Issue (i): Whether the documents created a lease, a licence, or a composite arrangement.
Analysis: The decisive test was the intention of the parties gathered from the deed as a whole, with special weight on exclusive possession and the substance of the rights conferred. The recitals, the map, and the operative clauses showed that the arrangement was not confined to a bare permission to collect market dues. The clauses dealing with possession, letting of shops, and the power to sublet were inconsistent with a mere licence. At the same time, the transaction was not wholly uniform in its incidents, because different portions of the market were dealt with differently.
Conclusion: The arrangement was a composite deed and, in substance, created leases for the shops and sheds rather than a mere licence.
Issue (ii): Whether the open spaces, pavements, and passages formed part of the protected accommodation or constituted a separate demise outside the rent control protection.
Analysis: The built-up structures and the open strips were not so interdependent as to form one inseverable unit. The pavements and passages were not appurtenances to the shops and sheds, but separate physical entities dealt with in the deed and map as distinct spaces.

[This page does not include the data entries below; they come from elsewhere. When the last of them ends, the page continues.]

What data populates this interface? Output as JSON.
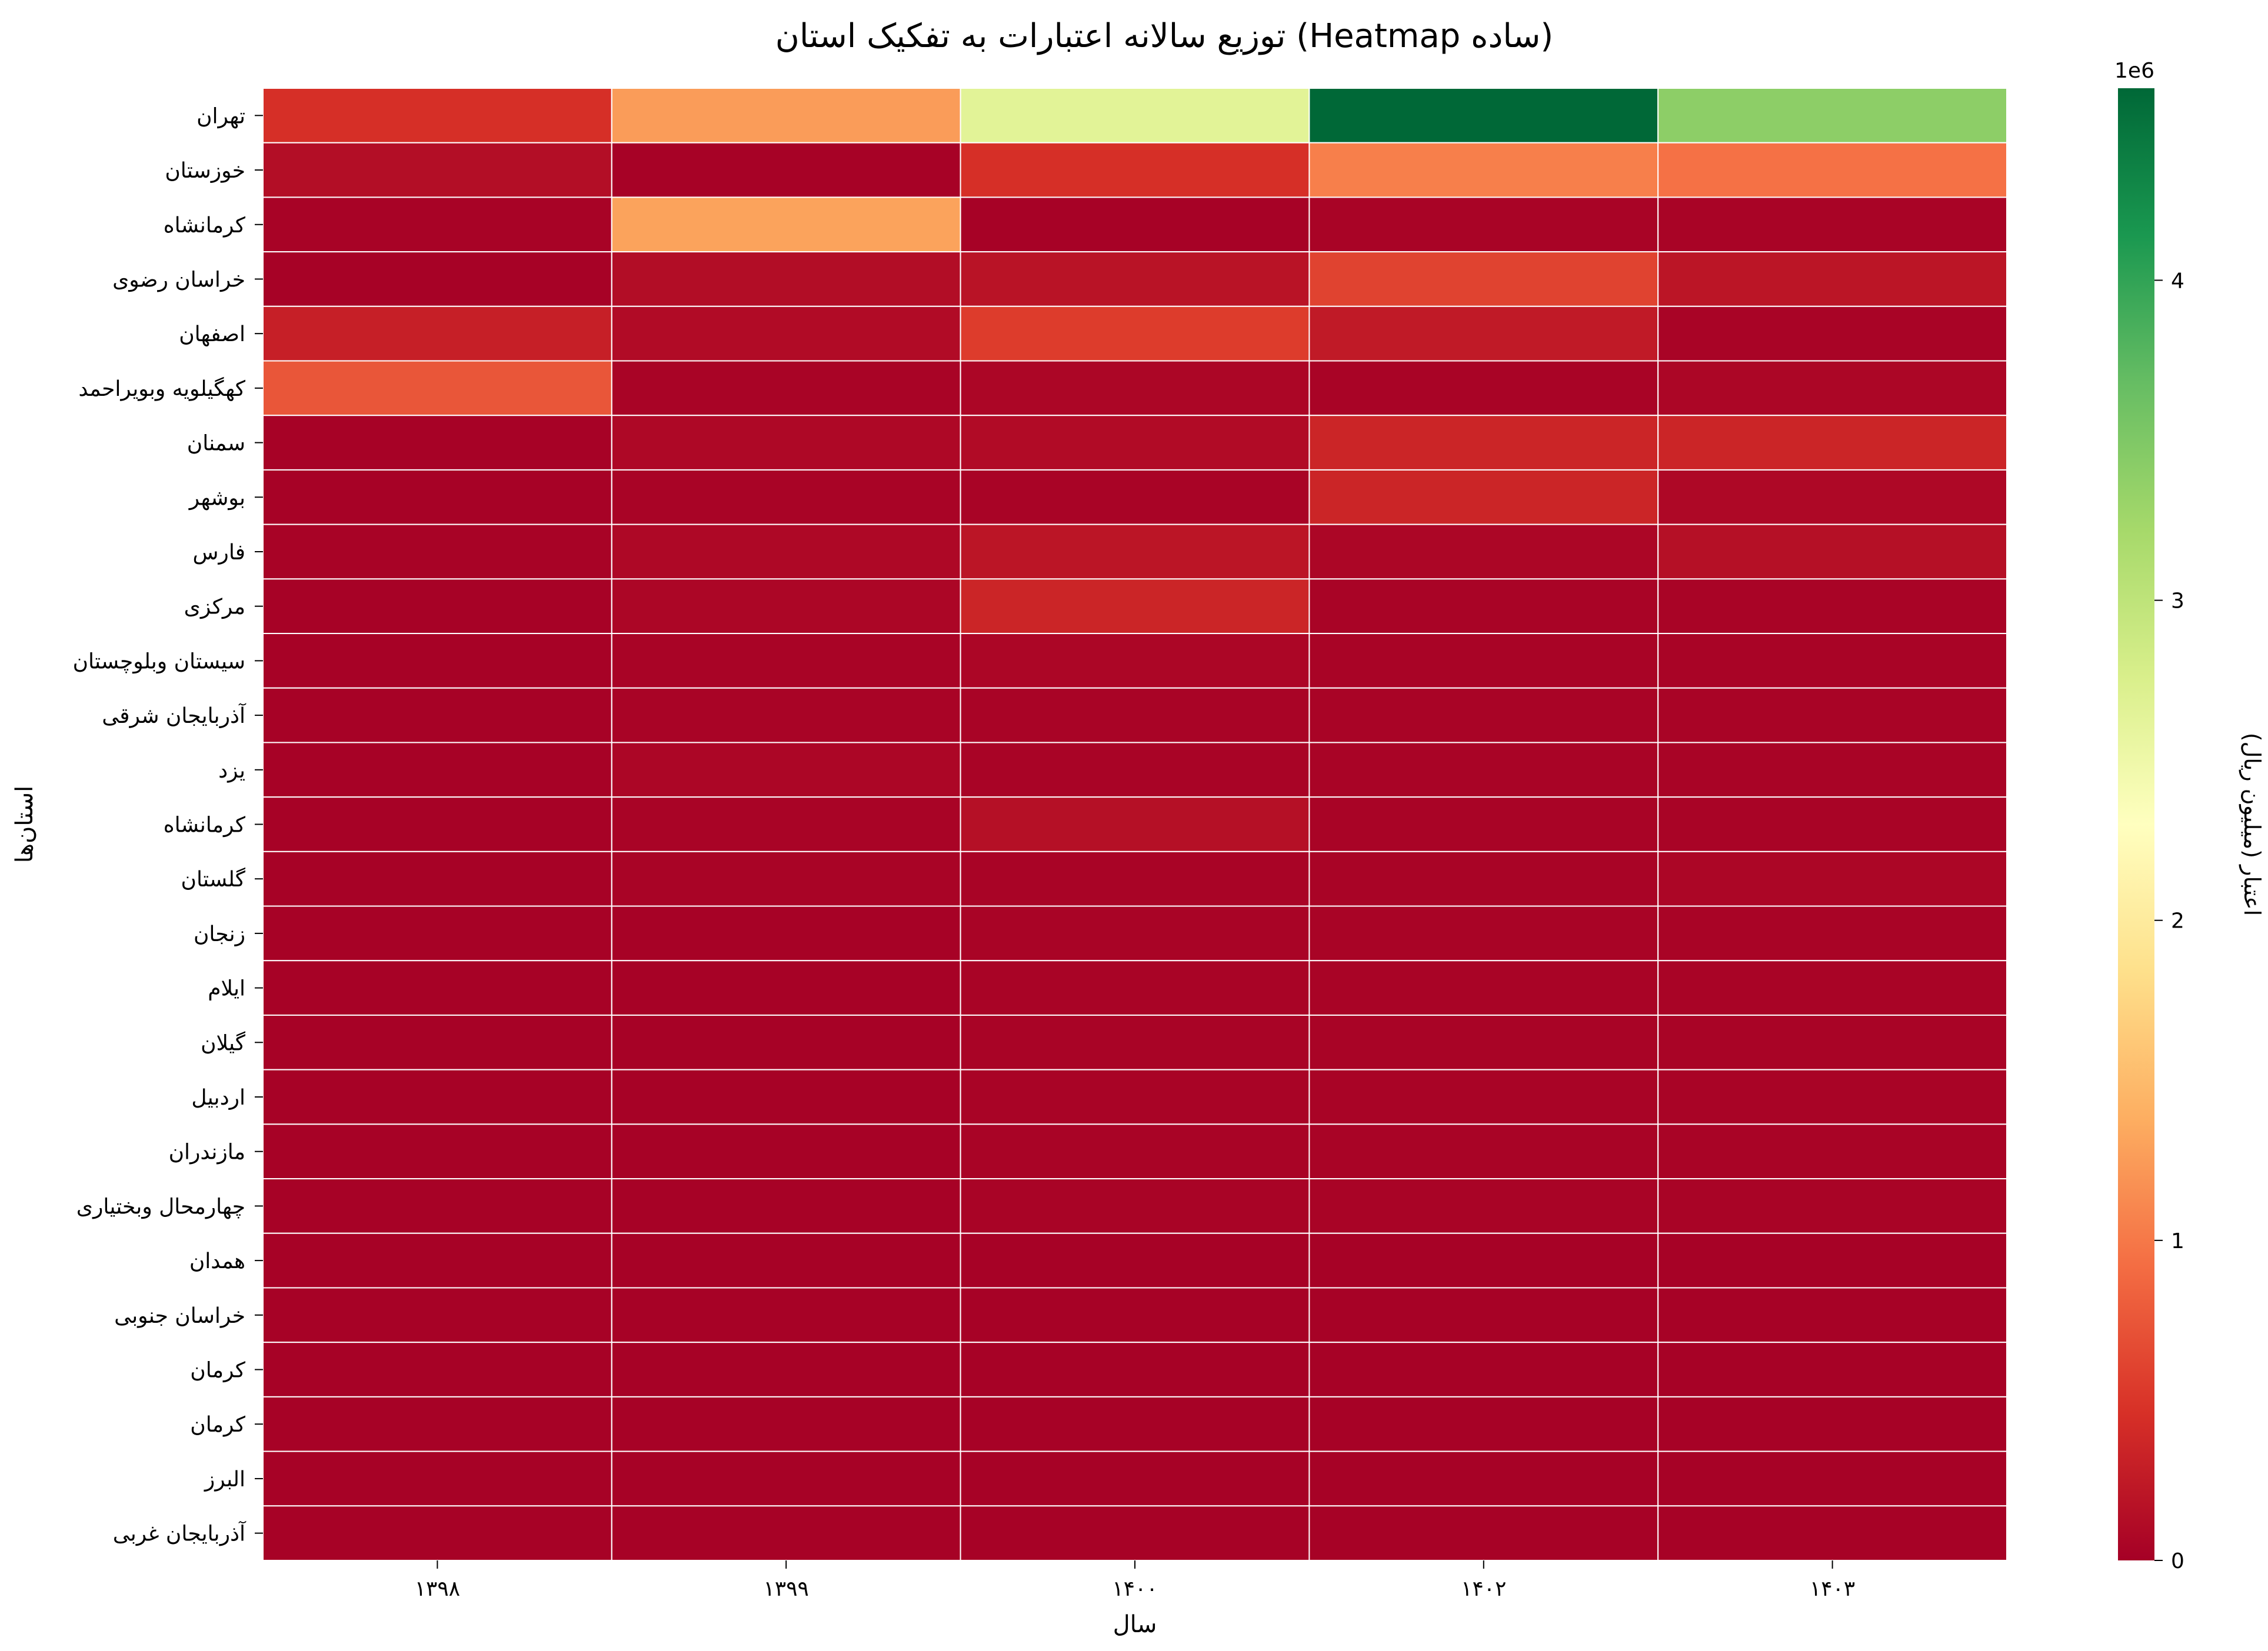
{
  "chart_data": {
    "type": "heatmap",
    "title": "توزیع سالانه اعتبارات به تفکیک استان (Heatmap ساده)",
    "xlabel": "سال",
    "ylabel": "استان‌ها",
    "x": [
      "۱۳۹۸",
      "۱۳۹۹",
      "۱۴۰۰",
      "۱۴۰۲",
      "۱۴۰۳"
    ],
    "y": [
      "تهران",
      "خوزستان",
      "کرمانشاه",
      "خراسان رضوی",
      "اصفهان",
      "کهگیلویه وبویراحمد",
      "سمنان",
      "بوشهر",
      "فارس",
      "مرکزی",
      "سیستان وبلوچستان",
      "آذربایجان شرقی",
      "یزد",
      "کرمانشاه",
      "گلستان",
      "زنجان",
      "ایلام",
      "گیلان",
      "اردبیل",
      "مازندران",
      "چهارمحال وبختیاری",
      "همدان",
      "خراسان جنوبی",
      "کرمان",
      "کرمان",
      "البرز",
      "آذربایجان غربی"
    ],
    "values": [
      [
        450000,
        1250000,
        2650000,
        4600000,
        3400000
      ],
      [
        130000,
        20000,
        450000,
        1050000,
        950000
      ],
      [
        30000,
        1300000,
        20000,
        40000,
        40000
      ],
      [
        20000,
        120000,
        180000,
        600000,
        200000
      ],
      [
        300000,
        110000,
        550000,
        250000,
        40000
      ],
      [
        750000,
        40000,
        60000,
        40000,
        60000
      ],
      [
        20000,
        80000,
        110000,
        350000,
        350000
      ],
      [
        20000,
        40000,
        40000,
        350000,
        80000
      ],
      [
        30000,
        80000,
        200000,
        60000,
        150000
      ],
      [
        20000,
        60000,
        350000,
        40000,
        40000
      ],
      [
        20000,
        40000,
        60000,
        40000,
        40000
      ],
      [
        20000,
        40000,
        40000,
        40000,
        40000
      ],
      [
        20000,
        60000,
        40000,
        40000,
        40000
      ],
      [
        20000,
        40000,
        150000,
        40000,
        40000
      ],
      [
        20000,
        40000,
        40000,
        40000,
        60000
      ],
      [
        20000,
        20000,
        40000,
        40000,
        40000
      ],
      [
        20000,
        20000,
        40000,
        40000,
        40000
      ],
      [
        20000,
        20000,
        40000,
        40000,
        40000
      ],
      [
        20000,
        20000,
        40000,
        40000,
        40000
      ],
      [
        20000,
        20000,
        40000,
        40000,
        40000
      ],
      [
        20000,
        20000,
        40000,
        40000,
        40000
      ],
      [
        20000,
        20000,
        20000,
        20000,
        20000
      ],
      [
        20000,
        20000,
        20000,
        20000,
        20000
      ],
      [
        20000,
        20000,
        20000,
        20000,
        20000
      ],
      [
        20000,
        20000,
        20000,
        20000,
        20000
      ],
      [
        20000,
        20000,
        20000,
        20000,
        20000
      ],
      [
        20000,
        20000,
        20000,
        20000,
        20000
      ]
    ],
    "colormap": "RdYlGn",
    "vmin": 0,
    "vmax": 4600000,
    "colorbar": {
      "label": "اعتبار (میلیون ریال)",
      "ticks": [
        "0",
        "1",
        "2",
        "3",
        "4"
      ],
      "tick_values": [
        0,
        1000000,
        2000000,
        3000000,
        4000000
      ],
      "offset_text": "1e6"
    },
    "cell_border_color": "#ffffff",
    "grid": false
  }
}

Since "accommodation" under the rent law covered buildings and their appurtenant gardens, grounds, and out-houses, the open areas not being appurtenances did not fall within that protective definition. Their inclusion in the same document did not prevent them from being treated as a separate demise.
Conclusion: The open spaces, pavements, and passages were outside the protected accommodation and were liable to ejectment.
Issue (iii): Whether repeal of the temporary rent control law by the later Act removed the tenant's defence in the pending proceedings and entitled the landlord to possession.
Analysis: The earlier Act was a temporary statute and was repealed by the later Act, which also contained its own saving provisions. The Court held that the tenant's protection under the temporary law was not a vested substantive right that could survive so as to prevent enforcement of the landlord's claim after repeal. The repeal did not operate retrospectively in the forbidden sense; rather, the Court was entitled to take account of the supervening legal change while moulding relief in appeal. The suggested bar under the later public premises law was also rejected.
Conclusion: The repeal did not preserve a continuing defence for the tenant, and possession could be granted in light of the later law.
Final Conclusion: The decree for eviction was substantially upheld, with the appeals disposed of in a mixed manner and costs directed to be borne by the parties themselves.
Ratio Decidendi: Where a deed confers possession and substantive incidents of tenancy over part of the property, it creates a lease rather than a licence; open areas not appurtenant to the protected accommodation may be treated as a separate demise; and the repeal of a temporary rent control statute does not preserve a tenant's defence beyond the life of the statute unless the repealing law clearly saves it.